The simplest approach is totally fine here, and likely very performant:
>>> selected_labels, selected_data = [], []
>>> for l, d in zip(labels, data):
... if l == 'fish':
... selected_labels.append(l)
... selected_data.append(d)
...
>>> selected_labels
['fish', 'fish']
>>> selected_data
[0.3, 0.2]
Some more timings, didn't have time to include every approach so far, but here's a few:
>>> labels*=5000
>>> data *= 5000
>>> def juan(data, labels, target):
... selected_labels, selected_data = [], []
... for l, d in zip(labels, data):
... if l == target:
... selected_labels.append(l)
... selected_data.append(d)
... return selected_labels, selected_data
...
>>> def stephen_rauch(data, labels, target):
... tuples = (x for x in zip(labels, data) if x[0] == target)

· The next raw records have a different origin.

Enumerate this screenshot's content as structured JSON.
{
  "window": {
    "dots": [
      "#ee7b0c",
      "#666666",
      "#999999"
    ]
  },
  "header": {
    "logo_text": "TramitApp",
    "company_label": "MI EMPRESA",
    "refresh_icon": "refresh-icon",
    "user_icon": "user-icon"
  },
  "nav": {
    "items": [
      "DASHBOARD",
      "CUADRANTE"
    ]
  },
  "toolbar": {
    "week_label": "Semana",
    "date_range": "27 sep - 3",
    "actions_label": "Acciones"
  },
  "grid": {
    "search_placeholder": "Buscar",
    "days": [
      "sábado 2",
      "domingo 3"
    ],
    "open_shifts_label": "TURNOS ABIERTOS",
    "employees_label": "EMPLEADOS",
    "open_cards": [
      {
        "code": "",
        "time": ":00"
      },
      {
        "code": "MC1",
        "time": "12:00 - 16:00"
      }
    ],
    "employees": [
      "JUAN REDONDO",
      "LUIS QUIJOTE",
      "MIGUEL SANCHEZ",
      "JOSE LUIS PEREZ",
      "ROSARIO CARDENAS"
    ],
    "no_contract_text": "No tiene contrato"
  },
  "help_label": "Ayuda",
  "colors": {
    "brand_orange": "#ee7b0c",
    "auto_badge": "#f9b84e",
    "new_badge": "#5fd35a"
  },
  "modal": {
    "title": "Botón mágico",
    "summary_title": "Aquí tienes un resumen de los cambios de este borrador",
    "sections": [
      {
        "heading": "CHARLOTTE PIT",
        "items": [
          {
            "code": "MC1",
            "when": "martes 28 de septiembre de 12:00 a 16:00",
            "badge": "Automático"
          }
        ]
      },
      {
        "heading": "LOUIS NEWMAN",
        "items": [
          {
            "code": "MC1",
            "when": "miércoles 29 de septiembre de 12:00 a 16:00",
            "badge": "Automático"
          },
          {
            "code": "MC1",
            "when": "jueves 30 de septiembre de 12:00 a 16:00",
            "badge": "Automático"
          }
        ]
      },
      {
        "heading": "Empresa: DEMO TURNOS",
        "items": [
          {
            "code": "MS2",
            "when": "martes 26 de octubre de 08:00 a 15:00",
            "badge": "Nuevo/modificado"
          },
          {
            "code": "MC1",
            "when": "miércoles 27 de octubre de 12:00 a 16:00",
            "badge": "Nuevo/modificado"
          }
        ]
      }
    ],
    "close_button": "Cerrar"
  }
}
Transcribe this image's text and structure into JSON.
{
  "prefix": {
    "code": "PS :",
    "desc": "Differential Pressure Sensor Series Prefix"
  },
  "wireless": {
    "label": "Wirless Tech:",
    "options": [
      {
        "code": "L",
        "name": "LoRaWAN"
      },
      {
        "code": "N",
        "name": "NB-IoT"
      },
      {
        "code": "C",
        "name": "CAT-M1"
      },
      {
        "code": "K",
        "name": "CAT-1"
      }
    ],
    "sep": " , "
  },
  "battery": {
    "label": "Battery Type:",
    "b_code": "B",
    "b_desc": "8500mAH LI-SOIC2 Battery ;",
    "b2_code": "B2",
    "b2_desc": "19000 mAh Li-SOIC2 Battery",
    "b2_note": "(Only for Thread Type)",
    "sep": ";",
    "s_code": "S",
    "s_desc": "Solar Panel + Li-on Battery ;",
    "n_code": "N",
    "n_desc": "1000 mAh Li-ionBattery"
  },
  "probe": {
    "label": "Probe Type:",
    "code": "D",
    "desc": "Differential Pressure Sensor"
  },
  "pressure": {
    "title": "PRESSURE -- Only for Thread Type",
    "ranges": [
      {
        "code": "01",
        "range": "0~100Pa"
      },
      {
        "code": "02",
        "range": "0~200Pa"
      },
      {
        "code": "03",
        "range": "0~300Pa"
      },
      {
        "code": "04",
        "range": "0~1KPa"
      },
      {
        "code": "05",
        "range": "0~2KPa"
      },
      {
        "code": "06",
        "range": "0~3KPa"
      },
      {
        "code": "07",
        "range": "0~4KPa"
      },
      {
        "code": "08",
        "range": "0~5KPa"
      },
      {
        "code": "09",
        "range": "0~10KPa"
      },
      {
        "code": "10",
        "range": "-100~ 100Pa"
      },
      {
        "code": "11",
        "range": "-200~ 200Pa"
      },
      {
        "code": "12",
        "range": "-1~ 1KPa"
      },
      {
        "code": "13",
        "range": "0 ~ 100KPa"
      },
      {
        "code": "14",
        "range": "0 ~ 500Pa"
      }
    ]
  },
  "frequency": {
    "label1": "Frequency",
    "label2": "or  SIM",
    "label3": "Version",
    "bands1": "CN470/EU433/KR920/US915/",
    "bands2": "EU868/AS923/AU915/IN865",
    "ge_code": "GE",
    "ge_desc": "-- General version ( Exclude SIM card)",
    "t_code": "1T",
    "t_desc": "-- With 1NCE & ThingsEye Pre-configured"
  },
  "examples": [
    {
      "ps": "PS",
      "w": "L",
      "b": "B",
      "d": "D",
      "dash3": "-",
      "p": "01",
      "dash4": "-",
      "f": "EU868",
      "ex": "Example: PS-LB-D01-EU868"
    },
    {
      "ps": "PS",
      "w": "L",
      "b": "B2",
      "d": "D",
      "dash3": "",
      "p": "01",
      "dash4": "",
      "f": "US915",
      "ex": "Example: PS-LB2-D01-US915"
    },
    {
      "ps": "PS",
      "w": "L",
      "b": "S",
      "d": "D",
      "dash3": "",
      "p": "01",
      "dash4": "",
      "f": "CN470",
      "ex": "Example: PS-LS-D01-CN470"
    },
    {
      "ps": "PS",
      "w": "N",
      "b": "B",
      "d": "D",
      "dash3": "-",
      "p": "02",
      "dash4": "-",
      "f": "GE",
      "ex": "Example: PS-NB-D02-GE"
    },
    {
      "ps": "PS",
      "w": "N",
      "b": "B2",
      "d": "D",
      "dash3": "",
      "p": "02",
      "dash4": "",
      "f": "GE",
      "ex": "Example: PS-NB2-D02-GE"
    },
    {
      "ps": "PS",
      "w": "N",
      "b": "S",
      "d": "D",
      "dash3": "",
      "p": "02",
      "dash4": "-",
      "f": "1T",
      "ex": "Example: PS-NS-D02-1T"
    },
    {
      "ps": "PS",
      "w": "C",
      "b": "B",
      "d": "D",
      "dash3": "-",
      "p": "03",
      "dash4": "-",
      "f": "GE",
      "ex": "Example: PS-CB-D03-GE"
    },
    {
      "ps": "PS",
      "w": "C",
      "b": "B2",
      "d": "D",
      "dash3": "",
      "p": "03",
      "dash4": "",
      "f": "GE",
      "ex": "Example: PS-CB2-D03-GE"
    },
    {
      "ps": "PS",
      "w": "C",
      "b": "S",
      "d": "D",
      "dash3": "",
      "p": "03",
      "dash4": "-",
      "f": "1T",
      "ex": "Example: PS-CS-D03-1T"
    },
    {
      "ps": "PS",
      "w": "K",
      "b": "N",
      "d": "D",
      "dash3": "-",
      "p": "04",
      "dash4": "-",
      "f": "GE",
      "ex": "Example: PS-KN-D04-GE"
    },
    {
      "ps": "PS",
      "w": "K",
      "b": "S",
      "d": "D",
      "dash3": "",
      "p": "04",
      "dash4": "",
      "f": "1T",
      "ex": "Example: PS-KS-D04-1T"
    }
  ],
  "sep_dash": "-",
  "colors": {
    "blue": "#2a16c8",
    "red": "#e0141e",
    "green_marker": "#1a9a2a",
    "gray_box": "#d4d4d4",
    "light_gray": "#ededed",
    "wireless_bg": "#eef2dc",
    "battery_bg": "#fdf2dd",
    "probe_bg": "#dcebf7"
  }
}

... selected_labels, selected_data = map(list, zip(*tuples))
... return selected_labels, selected_data
...
>>> from itertools import compress
>>>
>>> def brad_solomon(data, labels, target):
... selected_data = list(compress(data, (i==target for i in labels)))
... selected_labels = ['fish'] * len(selected_data)
... return selected_data, selected_labels
...
>>> import timeit
>>> setup = "from __main__ import data, labels, juan, stephen_rauch, brad_solomon"
>>> timeit.timeit("juan(data,labels,'fish')", setup, number=1000)
3.1627789690101054
>>> timeit.timeit("stephen_rauch(data,labels,'fish')", setup, number=1000)
3.8860850729979575
>>> timeit.timeit("brad_solomon(data,labels,'fish')", setup, number=1000)
2.7442518350144383
I would say, relying on itertools.compress
is doing just fine. I was worried that having to do selected_labels = ['fish'] * len(selected_data)
would slow it down, but it is an expression that could be highly optimized in Python (size of the list known ahead of time, and simply repeating the same pointer). Finally, note, the simple, naive approach I gave can be optimized by "caching" the .append
method:
>>> def juan(data, labels, target):
... selected_labels, selected_data = [], []
... append_label = selected_labels.append
... append_data = selected_data.append
... for l, d in zip(labels, data):
... if l == target:
... append_label(l)
... append_data(d)
... return selected_labels, selected_data
...
>>> timeit.timeit("juan(data,labels,'fish')", setup, number=1000)
2.577823764993809